I mentioned earlier in the week how I’d only had a limited amount of time here lately to play. Usually short sessions are much better for me, but they also make it difficult to get familiar with others’ styles and/or successfully establish an image of my own to try to exploit.
Have found myself several times this month feeling out of sorts while playing. For a variety of reasons I’ve been becoming too passive and essentially depending on getting good cards and hitting flops to come away even or ahead. Was starting to talk about this feeling some a couple of weeks ago in that post titled “Sometimes the Cards Play Us.”
Have slipped into that funk often enough to recognize some of its characteristics -- a good thing, since that then becomes a first step out of it. I’ll call it “Can’t Win Poker,” a style which essentially prevents you from doing well in a session unless the deck hits you in a particularly gracious and accommodating way (and the other players cooperate, too).

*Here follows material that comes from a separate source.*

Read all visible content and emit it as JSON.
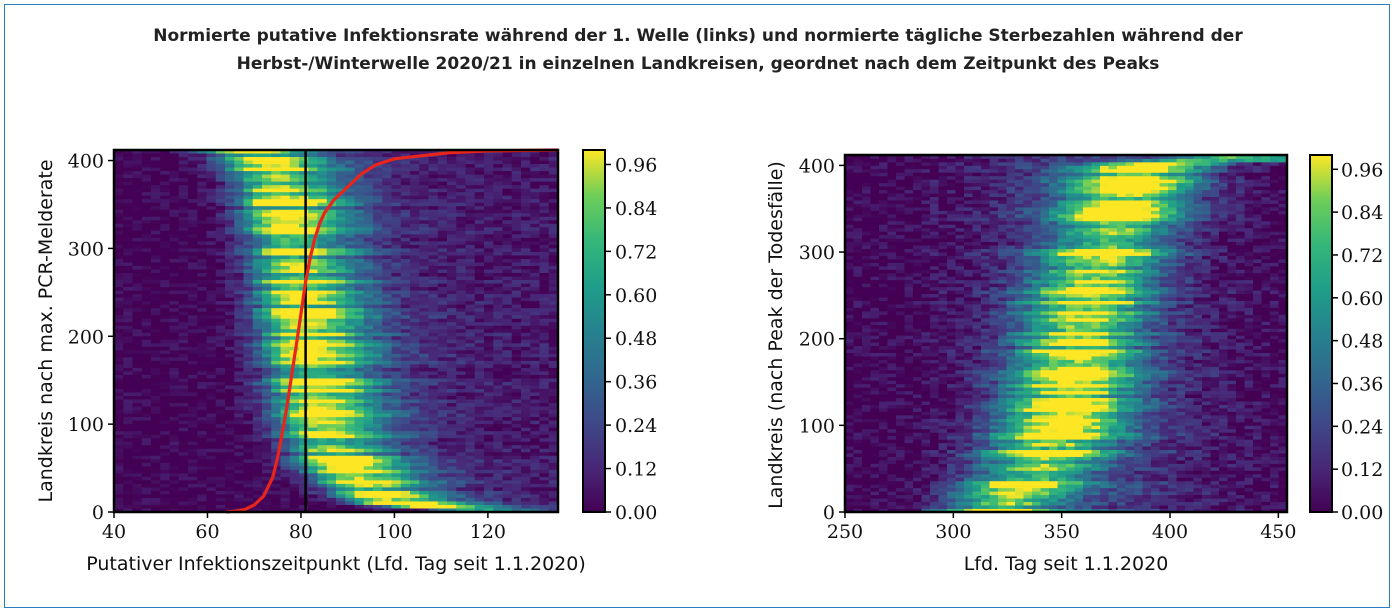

“Can’t Win Poker” manifests itself differently, sometimes depending on the game, though I suspect the primary characteristics of the style are similar no matter if it we’re talking pot-limit Omaha (my game), no-limit hold’em, limit hold’em, or the other games.
For me, in PLO, I start to realize I’m playing “Can’t Win Poker” when the frequency of my preflop raising slows down and perhaps even stops altogether. Then I start finding it hard to bet at pots where I have less than the nuts. Next thing I know, I am getting A-A-x-x in middle position and realize I can’t really raise that, either, as I’ve been playing in a way that essentially signals to all what my holding would be in that spot. I’m also limping in with too many “what-am-I-hoping-for?” hands. You know, those uncoordinated hands where the only way to connect with a flop would be to make a miraculous boat right away, and the likelihood of getting paid for that is minimal.
I think sometimes you can still do okay playing “Can’t Win Poker” if you have enough opponents at the table who are also playing “Can’t Win Poker.” In fact, when I’m running good-slash-playing well, I usually can identify pretty quickly a couple or more such folks and eventually find a spot to move some of their chips over to my stack.
Like I say, I suppose this self-defeating style manifests itself in different ways, say, in other games like NLHE, but probably there also tends to involve an overly passive, card-dependent, transparent approach that necessarily works against one’s goals.
What I’ve started to do when I notice this happening in my PLO games is simply to wait until I’m back in late position, then put in a raise preflop no matter what cards I am holding. Usually the raise gets some to fold, as I’ve been so darn passive. Then I’ll try to play smart postflop, pursuing a hand if it makes sense to do so, but letting it go, too, if need be. In any event, just the act of putting in that raise -- to “shake some action” -- kind of wakes me up and gets me back in the game. Also helps me work on my image, too, as well as perhaps clue me in to how others are playing.
And then, perhaps, I don’t feel so out of kilter -- like the Flamin’ Groovies always were. Check out the clip below. It is from much later (1986), but still a killer version of the tune.
Lee Jones would go back to the song at the end, so I guess I will, too...
“...and I’m sure that’s all you need to make it all right.”